UM
1.
Há mais de um século que em Portugal, homens e mulheres, muitos deles já idosos, são alvo de um etnotráfico.
Munido de lápis e papel, de gravadores, de câmaras fotográficas ou de máquinas digitais, um corpo de investigadores organizado ou informal, tem devassado gerações de rurais e urbanos em busca de tesouros musicais e literários, assim como de velhas práticas e costumes.
A partir da intenção, sempre renovada, de salvar o património cultural português, gerações e comunidades têm-se esvaziado dos seus bens, os quais têm sido entesourados, em diferentes suportes, em arquivos particulares e públicos.
Sobre eles, os bens colhidos da boca do povo, homens e mulheres produzem livros e ideias. A crítica é diversa e a prova histórica e literária segue vários caminhos. Existe uma classificação que vai desde o «puro» ao «contaminado».
Edita-se o produto deste etnotráfico. Livros, discos, cassetes, DVD’s. Edições para ouvir o povo. São os nossos indígenas. As suas áreas tribais são as comunidades onde vivem. Nunca se partilham lucros. O informante existe e não existe.
Quando sabemos o seu nome, é de uma forma lacónica. Temos uma linha de identificação. Um local. Uma idade. Por vezes a profissão. Tantas vezes temos a aposição de «tio» ou «tia». Precede e é regional.
São informantes, informadores, colectados. Designações de um sujeito que de facto não existe. Não existe porque transporta algo de um passado. De um passado que é colectivo. Que é português. Hispânico. Pan-hispânico.
2.
Portugal, que possui uma arquitectura legal, não tem dado atenção a esta «coisa». Nem à defesa do bom-nome de gerações de homens e mulheres. Em fichas, sem conhecimento do «fichado», esmiúça-se a vida. E inteligente, sabe ler ou não, bebe, é trabalhador ou trabalhadora…
A seguir ao trabalho científico, vem outra gente. São os poetas e os músicos. Nova música tradicional. Música tradicional urbana. Gravam-se os temas que outros, ou os próprios, na peugada do mítico Michel Giacometti, deram a conhecer.
O povo não tem direitos de autor.
3.
A propriedade intelectual é hoje, dentro das discussões sobre salvaguarda do Património Cultural Imaterial, uma questão incontornável. Não é possível, na nova sociedade de informação, fazer de conta que tal não existe. De qualquer forma, o Outro começa a lembrar-nos de tal.
Após décadas de exploração começa a surgir a resposta. Soa-nos a estranho que o indígena nos peça dinheiro ou se recuse. Ou impeça.

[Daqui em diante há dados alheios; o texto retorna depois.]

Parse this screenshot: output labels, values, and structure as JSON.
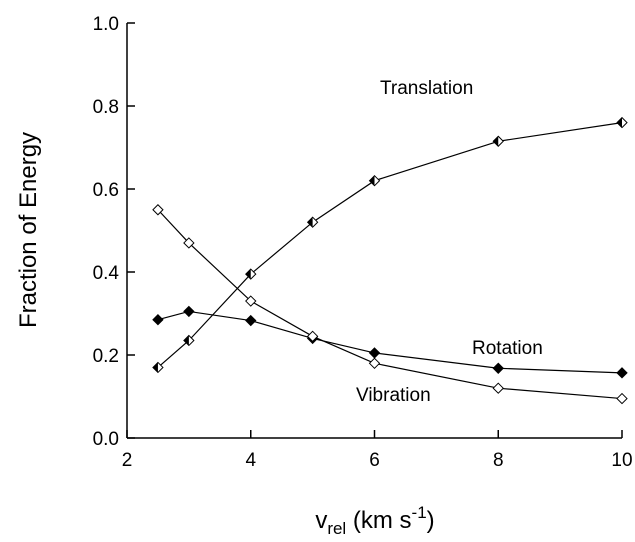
{
  "chart_data": {
    "type": "line",
    "ylabel": "Fraction of Energy",
    "xlabel": {
      "base": "v",
      "sub": "rel",
      "mid": " (km s",
      "sup": "-1",
      "end": ")"
    },
    "x": [
      2.5,
      3,
      4,
      5,
      6,
      8,
      10
    ],
    "series": [
      {
        "name": "Translation",
        "color": "#000000",
        "marker": "half",
        "values": [
          0.17,
          0.235,
          0.395,
          0.52,
          0.62,
          0.715,
          0.76
        ]
      },
      {
        "name": "Rotation",
        "color": "#000000",
        "marker": "filled",
        "values": [
          0.285,
          0.305,
          0.283,
          0.24,
          0.205,
          0.168,
          0.157
        ]
      },
      {
        "name": "Vibration",
        "color": "#000000",
        "marker": "open",
        "values": [
          0.55,
          0.47,
          0.33,
          0.245,
          0.18,
          0.12,
          0.095
        ]
      }
    ],
    "xlim": [
      2,
      10
    ],
    "xticks": [
      2,
      4,
      6,
      8,
      10
    ],
    "ylim": [
      0,
      1
    ],
    "yticks": [
      {
        "value": 0,
        "label": "0.0"
      },
      0.2,
      0.4,
      0.6,
      0.8,
      {
        "value": 1,
        "label": "1.0"
      }
    ]
  }
}
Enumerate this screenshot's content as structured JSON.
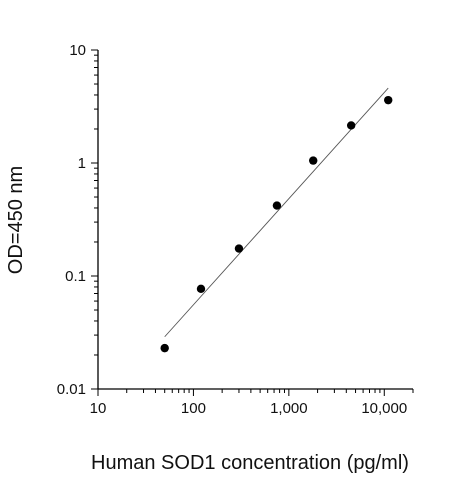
{
  "chart_data": {
    "type": "scatter",
    "title": "",
    "xlabel": "Human SOD1 concentration (pg/ml)",
    "ylabel": "OD=450 nm",
    "x_scale": "log",
    "y_scale": "log",
    "xlim": [
      10,
      20000
    ],
    "ylim": [
      0.01,
      10
    ],
    "grid": false,
    "x_ticks": [
      {
        "value": 10,
        "label": "10"
      },
      {
        "value": 100,
        "label": "100"
      },
      {
        "value": 1000,
        "label": "1,000"
      },
      {
        "value": 10000,
        "label": "10,000"
      }
    ],
    "y_ticks": [
      {
        "value": 0.01,
        "label": "0.01"
      },
      {
        "value": 0.1,
        "label": "0.1"
      },
      {
        "value": 1,
        "label": "1"
      },
      {
        "value": 10,
        "label": "10"
      }
    ],
    "points": {
      "x": [
        50,
        120,
        300,
        750,
        1800,
        4500,
        11000
      ],
      "y": [
        0.023,
        0.077,
        0.175,
        0.42,
        1.05,
        2.15,
        3.6
      ]
    },
    "fit_line": {
      "x": [
        50,
        11000
      ],
      "y": [
        0.029,
        4.6
      ]
    },
    "colors": {
      "points": "#000000",
      "fit_line": "#555555",
      "axis": "#000000"
    }
  }
}
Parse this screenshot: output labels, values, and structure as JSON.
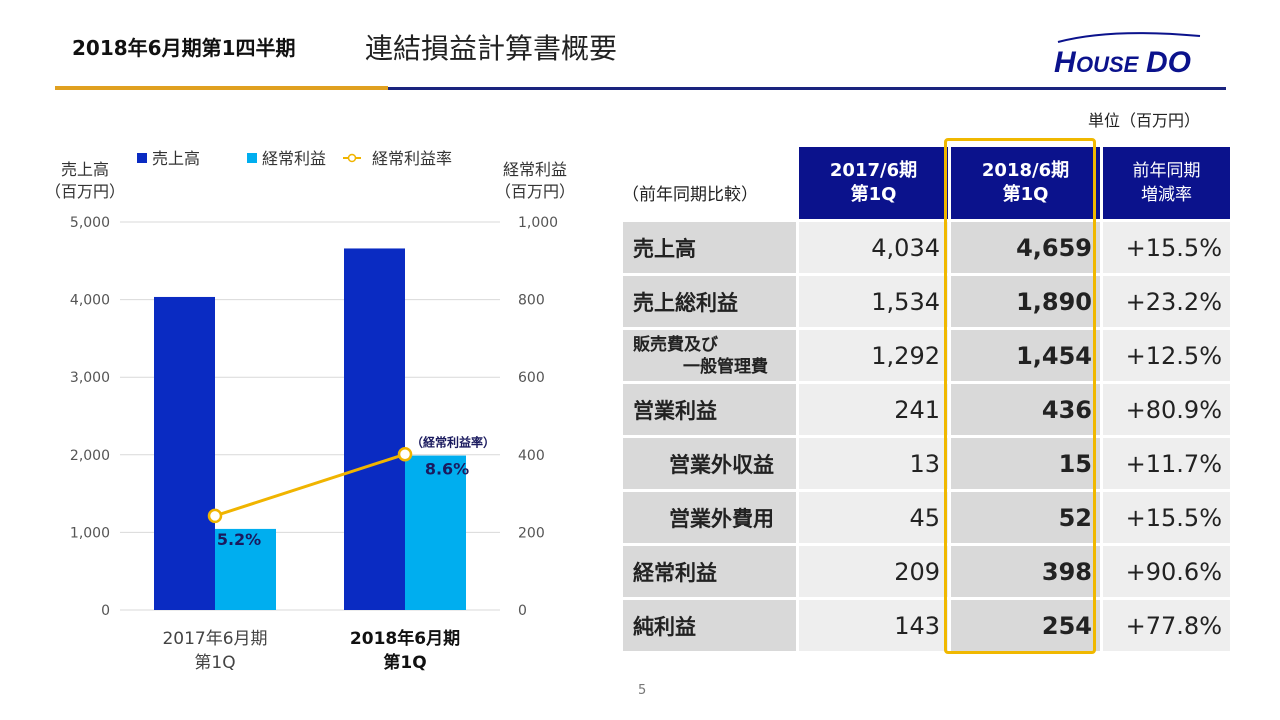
{
  "header": {
    "period": "2018年6月期第1四半期",
    "title": "連結損益計算書概要",
    "logo_text": "HOUSEDO"
  },
  "unit_label": "単位（百万円）",
  "chart_data": {
    "type": "bar",
    "legend": [
      "売上高",
      "経常利益",
      "経常利益率"
    ],
    "left_axis_title": [
      "売上高",
      "（百万円）"
    ],
    "right_axis_title": [
      "経常利益",
      "（百万円）"
    ],
    "left_ticks": [
      "5,000",
      "4,000",
      "3,000",
      "2,000",
      "1,000",
      "0"
    ],
    "right_ticks": [
      "1,000",
      "800",
      "600",
      "400",
      "200",
      "0"
    ],
    "ylim_left": [
      0,
      5000
    ],
    "ylim_right": [
      0,
      1000
    ],
    "categories": [
      [
        "2017年6月期",
        "第1Q"
      ],
      [
        "2018年6月期",
        "第1Q"
      ]
    ],
    "series": [
      {
        "name": "売上高",
        "axis": "left",
        "values": [
          4034,
          4659
        ],
        "color": "#0a2bc2"
      },
      {
        "name": "経常利益",
        "axis": "right",
        "values": [
          209,
          398
        ],
        "color": "#00aeef"
      },
      {
        "name": "経常利益率",
        "type": "line",
        "values": [
          5.2,
          8.6
        ],
        "labels": [
          "5.2%",
          "8.6%"
        ],
        "color": "#f0b400"
      }
    ],
    "annotation": "（経常利益率）",
    "grid": true
  },
  "table": {
    "caption": "（前年同期比較）",
    "headers": [
      [
        "2017/6期",
        "第1Q"
      ],
      [
        "2018/6期",
        "第1Q"
      ],
      [
        "前年同期",
        "増減率"
      ]
    ],
    "rows": [
      {
        "label": "売上高",
        "prev": "4,034",
        "cur": "4,659",
        "change": "+15.5%"
      },
      {
        "label": "売上総利益",
        "prev": "1,534",
        "cur": "1,890",
        "change": "+23.2%"
      },
      {
        "label_lines": [
          "販売費及び",
          "一般管理費"
        ],
        "prev": "1,292",
        "cur": "1,454",
        "change": "+12.5%"
      },
      {
        "label": "営業利益",
        "prev": "241",
        "cur": "436",
        "change": "+80.9%"
      },
      {
        "label": "営業外収益",
        "prev": "13",
        "cur": "15",
        "change": "+11.7%"
      },
      {
        "label": "営業外費用",
        "prev": "45",
        "cur": "52",
        "change": "+15.5%"
      },
      {
        "label": "経常利益",
        "prev": "209",
        "cur": "398",
        "change": "+90.6%"
      },
      {
        "label": "純利益",
        "prev": "143",
        "cur": "254",
        "change": "+77.8%"
      }
    ]
  },
  "page_number": "5"
}
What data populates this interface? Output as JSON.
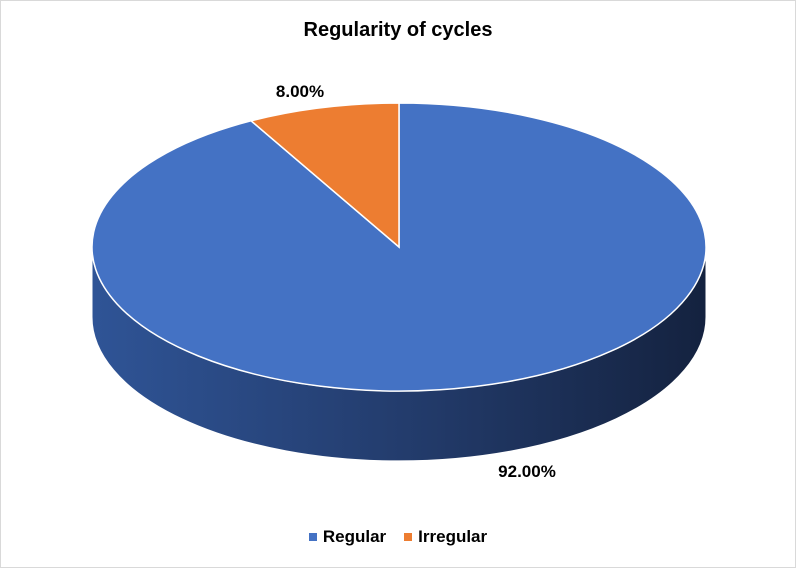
{
  "chart_data": {
    "type": "pie",
    "title": "Regularity of cycles",
    "series": [
      {
        "name": "Regular",
        "value": 92.0,
        "label": "92.00%",
        "color": "#4472C4"
      },
      {
        "name": "Irregular",
        "value": 8.0,
        "label": "8.00%",
        "color": "#ED7D31"
      }
    ],
    "style": "3d",
    "start_angle_deg": 0,
    "direction": "clockwise",
    "legend_position": "bottom"
  }
}
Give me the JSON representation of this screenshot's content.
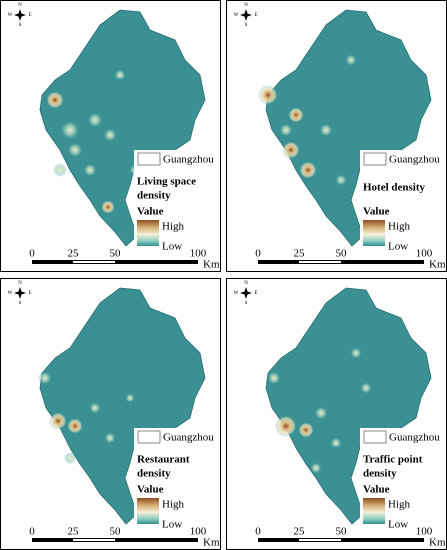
{
  "panels": [
    {
      "title_lines": [
        "Living space",
        "density"
      ]
    },
    {
      "title_lines": [
        "Hotel density"
      ]
    },
    {
      "title_lines": [
        "Restaurant",
        "density"
      ]
    },
    {
      "title_lines": [
        "Traffic point",
        "density"
      ]
    }
  ],
  "compass": {
    "n": "N",
    "s": "S",
    "w": "W",
    "e": "E"
  },
  "legend": {
    "boundary": "Guangzhou",
    "value": "Value",
    "high": "High",
    "low": "Low"
  },
  "scale_bar": {
    "labels": [
      "0",
      "25",
      "50",
      "100"
    ],
    "unit": "Km"
  }
}
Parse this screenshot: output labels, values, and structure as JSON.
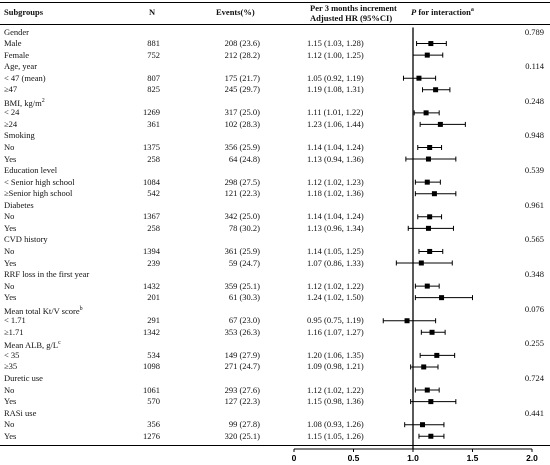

O trabalho científico, chapéu por vezes demasiado largo, já não consegue tapar todos os buracos.
4.
Em Campo Maior, há alguns anos, a filha de Maria Teodora impediu que a voz de sua mãe, entretanto falecida, fosse animação musical de rua durante as festas dos Contrabandistas.
Quando fizemos trabalho de terreno para recuperar o nome e a biografia daqueles que foram filmados em Campo Maior fomos confrontados com isto. E também tivemos de pedir autorização.
5.
Se reagimos tantas vezes contra a pilhagem de património material que a Europa fez em África, na Ásia e na América, porque não procedemos da mesma forma em «casa»? O riso de ironia contra alguns museus americanos que compraram na velha Europa castelos, palácios e claustros tem um lado sombrio: o do predador que sabe que também pode ser vandalizado.
Tudo depende de onde se localiza o centro e a periferia.
DOIS
1.
O sexto volume reúne três contribuições.
Manuel Rocha evoca Michel Giacometti e reflecte, emotivamente, sobre a série Povo que Canta Não Pode Morrer. Ele que, há alguns anos, com Ivan Dias, construiu e revisitou locais e gentes que antes, o «andarilho» que sabia ouvir, tinha calcorreado e contactado.
Um novo roteiro etnomusicológico por um Portugal de finais do século XX.
Domingos Morais, num outro território, constrói um olhar diferente. Analisa um percurso e uma obra de um investigador visto como singular no panorama português.
A entrevista a Luísa Tiago de Oliveira complementa, e amplia, um conjunto de reflexões já partilhadas por Jorge Freitas Branco. Procurou-se cruzar o olhar da História com o da Antropologia, na análise crítica a uma vida e a uma obra.